The study evaluated Amazon Web Services, Windows Azure and Rackspace Cloud Files, and was released by cloud storage specialist Nasuni on Wednesday.
It found that Rackspace's OpenStack-based service had the worst performance, as it took nearly a week to transfer 12TB of data out of the Amazon simple storage service (S3) and into Rackspace's cloud. This compared with 40 hours for moving 12TB from S3 to Windows Azure, and four hours for moving 12TB from one S3 storage 'bucket' to another.
"[Rackspace's] poor transfer-in performance gave rise to concerns within Nasuni about all the other clouds that are springing up based on OpenStack," Nasuni wrote (PDF). "It is hard for Nasuni’s engineers to imagine that these other clouds based on OpenStack would perform better than Rackspace’s Cloud Files, since Rackspace is OpenStack's premier reference implementation."

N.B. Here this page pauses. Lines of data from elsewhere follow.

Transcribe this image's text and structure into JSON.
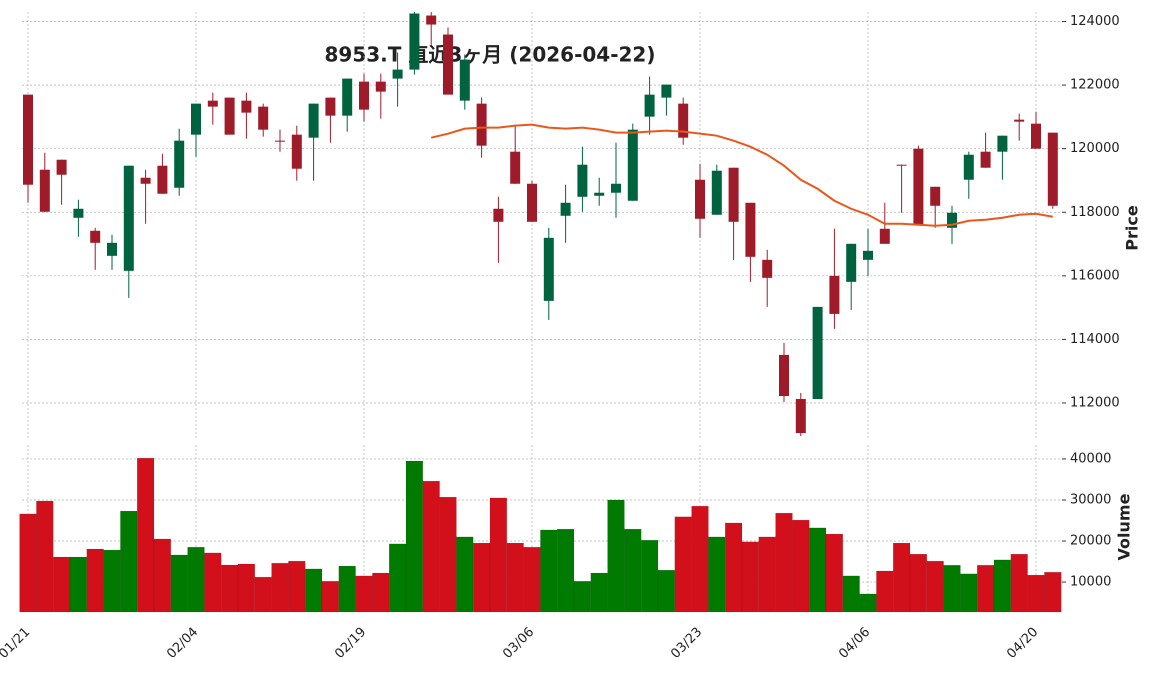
{
  "chart_data": {
    "type": "candlestick",
    "title": "8953.T 直近3ヶ月 (2026-04-22)",
    "categories": [
      "01/21",
      null,
      null,
      null,
      null,
      null,
      null,
      null,
      null,
      null,
      "02/04",
      null,
      null,
      null,
      null,
      null,
      null,
      null,
      null,
      null,
      "02/19",
      null,
      null,
      null,
      null,
      null,
      null,
      null,
      null,
      null,
      "03/06",
      null,
      null,
      null,
      null,
      null,
      null,
      null,
      null,
      null,
      "03/23",
      null,
      null,
      null,
      null,
      null,
      null,
      null,
      null,
      null,
      "04/06",
      null,
      null,
      null,
      null,
      null,
      null,
      null,
      null,
      null,
      "04/20",
      null
    ],
    "open": [
      121700,
      119338,
      119653,
      117826,
      117417,
      116629,
      116157,
      119086,
      119464,
      118771,
      120441,
      121511,
      121606,
      121511,
      121323,
      120252,
      120441,
      120346,
      121606,
      121039,
      122110,
      122110,
      122205,
      122488,
      124189,
      123591,
      121511,
      121417,
      118110,
      119905,
      118897,
      115212,
      117889,
      118487,
      118519,
      118614,
      118362,
      121008,
      121606,
      121417,
      119023,
      117921,
      119401,
      118298,
      116503,
      113512,
      112125,
      112125,
      116000,
      115810,
      116503,
      117480,
      119496,
      120000,
      118802,
      117511,
      119023,
      119905,
      119905,
      120913,
      120787,
      120504
    ],
    "high": [
      121700,
      119873,
      119653,
      118393,
      117511,
      117291,
      119464,
      119338,
      119842,
      120630,
      121417,
      121763,
      121606,
      121763,
      121417,
      120598,
      120724,
      121417,
      121606,
      122205,
      122362,
      122362,
      123024,
      124300,
      124300,
      123811,
      122961,
      121606,
      118487,
      120756,
      118992,
      117511,
      118865,
      120063,
      119086,
      120189,
      120787,
      122268,
      122016,
      121606,
      119527,
      119496,
      119401,
      118298,
      116818,
      113889,
      112314,
      115023,
      117480,
      117007,
      117480,
      118298,
      119496,
      120094,
      118802,
      118204,
      119905,
      120504,
      120409,
      121102,
      121165,
      120504
    ],
    "low": [
      118300,
      118000,
      118236,
      117228,
      116188,
      116188,
      115306,
      117637,
      118582,
      118519,
      119748,
      120756,
      120441,
      120315,
      120378,
      119905,
      118992,
      118992,
      120189,
      120535,
      120850,
      120945,
      121323,
      122331,
      123276,
      121700,
      121228,
      119716,
      116408,
      118897,
      117700,
      114613,
      117039,
      118015,
      118204,
      117826,
      118362,
      120441,
      121039,
      120126,
      117196,
      117921,
      116503,
      115810,
      115023,
      112030,
      110959,
      112125,
      114330,
      114928,
      116000,
      117007,
      117984,
      117606,
      117511,
      117007,
      118424,
      119401,
      119023,
      120252,
      120000,
      118110
    ],
    "close": [
      118866,
      118015,
      119180,
      118110,
      117039,
      117039,
      119464,
      118897,
      118582,
      120252,
      121417,
      121323,
      120441,
      121134,
      120598,
      120220,
      119370,
      121417,
      121039,
      122205,
      121228,
      121795,
      122488,
      124252,
      123906,
      121700,
      122803,
      120094,
      117700,
      118897,
      117700,
      117196,
      118298,
      119496,
      118614,
      118897,
      120598,
      121700,
      122016,
      120346,
      117795,
      119307,
      117700,
      116598,
      115936,
      112219,
      111054,
      115023,
      114802,
      117007,
      116786,
      117007,
      119464,
      117606,
      118204,
      117984,
      119810,
      119401,
      120409,
      120850,
      120000,
      118204
    ],
    "volume": [
      26600,
      29750,
      16100,
      16100,
      18050,
      17800,
      27300,
      40200,
      20500,
      16600,
      18500,
      17100,
      14150,
      14400,
      11200,
      14600,
      15100,
      13200,
      10200,
      13900,
      11500,
      12200,
      19300,
      39500,
      34600,
      30700,
      21000,
      19500,
      30500,
      19500,
      18500,
      22700,
      22900,
      10200,
      12200,
      30000,
      22900,
      20200,
      12900,
      25900,
      28500,
      21000,
      24400,
      19800,
      21000,
      26800,
      25100,
      23200,
      21700,
      11500,
      7100,
      12700,
      19500,
      16800,
      15100,
      14100,
      12000,
      14100,
      15400,
      16800,
      11700,
      12400
    ],
    "ma": {
      "color": "#e8581a",
      "values": [
        null,
        null,
        null,
        null,
        null,
        null,
        null,
        null,
        null,
        null,
        null,
        null,
        null,
        null,
        null,
        null,
        null,
        null,
        null,
        null,
        null,
        null,
        null,
        null,
        120346,
        120472,
        120630,
        120661,
        120661,
        120724,
        120756,
        120661,
        120630,
        120661,
        120598,
        120504,
        120504,
        120535,
        120567,
        120535,
        120472,
        120409,
        120252,
        120063,
        119810,
        119464,
        119023,
        118739,
        118362,
        118110,
        117921,
        117637,
        117637,
        117606,
        117574,
        117606,
        117732,
        117763,
        117826,
        117921,
        117952,
        117858
      ]
    },
    "up_color": "#006340",
    "down_color": "#9e1c2a",
    "volume_up_color": "#007a00",
    "volume_down_color": "#d1101c",
    "ylabel": "Price",
    "y2label": "Volume",
    "ylim": [
      110835,
      124300
    ],
    "yticks": [
      112000,
      114000,
      116000,
      118000,
      120000,
      122000,
      124000
    ],
    "y2lim": [
      2700,
      43400
    ],
    "y2ticks": [
      10000,
      20000,
      30000,
      40000
    ],
    "grid": true
  }
}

Nasuni tested the clouds in five ways, using a 12TB dataset of 22 million files of mixed sizes, with an average file of around 550KB. It transferred 200GB of this data between the three clouds and used that information as the basis for an estimate of long it would take to move 12TB. The results were:
- One Amazon S3 bucket to another S3 bucket: Four hours - Amazon S3 into Windows Azure: 40 hours - Amazon S3 to Rackspace: Just under a week - Microsoft Windows Azure to Amazon S3: Four hours - Rackspace to Amazon S3: Five hours
To control the data migration, Nasuni used an Amazon Elastic Compute Cloud (EC2) 'm1.large' instance. It believes Amazon's compute and storage clouds are sufficiently different to one another that it does not think choosing a compute node from a different cloud "would have much effect on the relative performance of each storage cloud to one another."
Nasuni found that the transfer-in for the clouds varied significantly, with Amazon peaking at 270MBps, Azure at 30MBps and Rackspace at 10MBps.
It discovered that Azure's performance varied significantly depending on the time of day, with the worst data transfer rates happening during normal business hours.
The company found that as it used more and more virtual machines to load data into Azure, error rates climbed beyond what it expected. "Perhaps there are challenges at the account or container level in Azure’s architecture," it wrote in the report.
Ultimately it concluded Amazon's performance was a factor of 10 better than its closest competitor — Windows Azure — with both services far ahead of Rackspace.
"Unfortunately, the [cloud service providers] are not very forthcoming about why their performance would vary so greatly," the company wrote. "Nasuni did not experience the same behaviour with Amazon S3, and this measurement probably further indicates limitations in Azure's architecture or bandwidth, as other customers using the system appear to be affecting our results to a large degree."